Although the whole sequence is essential to the experience, there are some standout selections that rank not only as the best moments on Blasphemy, but as highlights of Kayo Dot’s entire catalog. Starter “Ocean Cumulonimbus” builds with an Alcest-esque sort of blackgaze desperation that makes it both brutal and beautiful at once. Driver alternates between bellowing angst, grating screams, and angelic harmonies with ease as the looping percussion and airy guitar strums cascade around him. It’s masterful. Afterward, “The Something Opal” is more pastoral and unpredictable—almost like The Cure meets The Mars Volta and Agalloch—while “Midnight Mystic Rise and Fall” is epic, tense, and poetic lyrically and musically, with Driver’s electronically manipulated utterance of “Devil doll” digging directly into your soul. It’s a complete journey unto itself.

Easily the peak of the LP, however, is closer “Blasphemy: A Prophecy.” Narratively, it’s a rewarding end to the story, with earlier references to the titular character now culminating in a grand finale, but it’s the sounds that truly seize you in apocalyptic splendor. It kicks off with—and then rests upon—arguably the most affective and mesmeric riff of their career, with tribal drums and wispy yet authoritative proclamations yielding a dreamily apocalyptic aether.

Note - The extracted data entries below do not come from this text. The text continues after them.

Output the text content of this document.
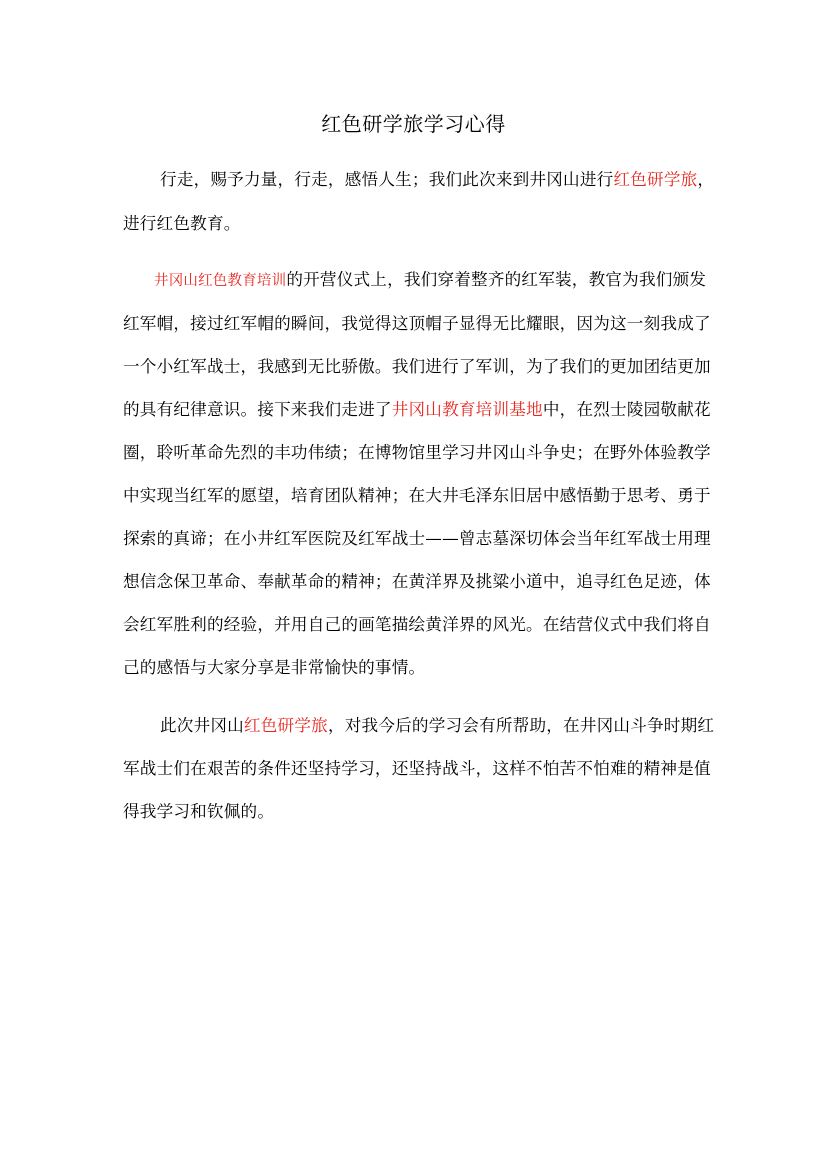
红色研学旅学习心得

行走，赐予力量，行走，感悟人生；我们此次来到井冈山进行红色研学旅，

进行红色教育。

井冈山红色教育培训的开营仪式上，我们穿着整齐的红军装，教官为我们颁发

红军帽，接过红军帽的瞬间，我觉得这顶帽子显得无比耀眼，因为这一刻我成了

一个小红军战士，我感到无比骄傲。我们进行了军训，为了我们的更加团结更加

的具有纪律意识。接下来我们走进了井冈山教育培训基地中，在烈士陵园敬献花

圈，聆听革命先烈的丰功伟绩；在博物馆里学习井冈山斗争史；在野外体验教学

中实现当红军的愿望，培育团队精神；在大井毛泽东旧居中感悟勤于思考、勇于

探索的真谛；在小井红军医院及红军战士——曾志墓深切体会当年红军战士用理

想信念保卫革命、奉献革命的精神；在黄洋界及挑粱小道中，追寻红色足迹，体

会红军胜利的经验，并用自己的画笔描绘黄洋界的风光。在结营仪式中我们将自

己的感悟与大家分享是非常愉快的事情。

此次井冈山红色研学旅，对我今后的学习会有所帮助，在井冈山斗争时期红

军战士们在艰苦的条件还坚持学习，还坚持战斗，这样不怕苦不怕难的精神是值

得我学习和钦佩的。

Of course, it veers away from this template via more shimmering dissonance, and its subtle return home is exceptional. Overall, it’s a tremendous accomplishment that stays in your head long after it’s done.

In maintaining many of their idiosyncrasies while also delving deeper into a focused narrative and more approachable structures, Kayo Dot has undoubtedly created a new benchmark. Blasphemy radiates memorably multifaceted vocals, elegiac yet devastating lyricism, and sublimely catastrophic instrumentation, all the while permeating with trademark stylistic hodgepodges. It’s an enveloping philosophical experience just as much as it is an entertaining diversion, and anyone looking to get lost in such a world should seek it out ASAP.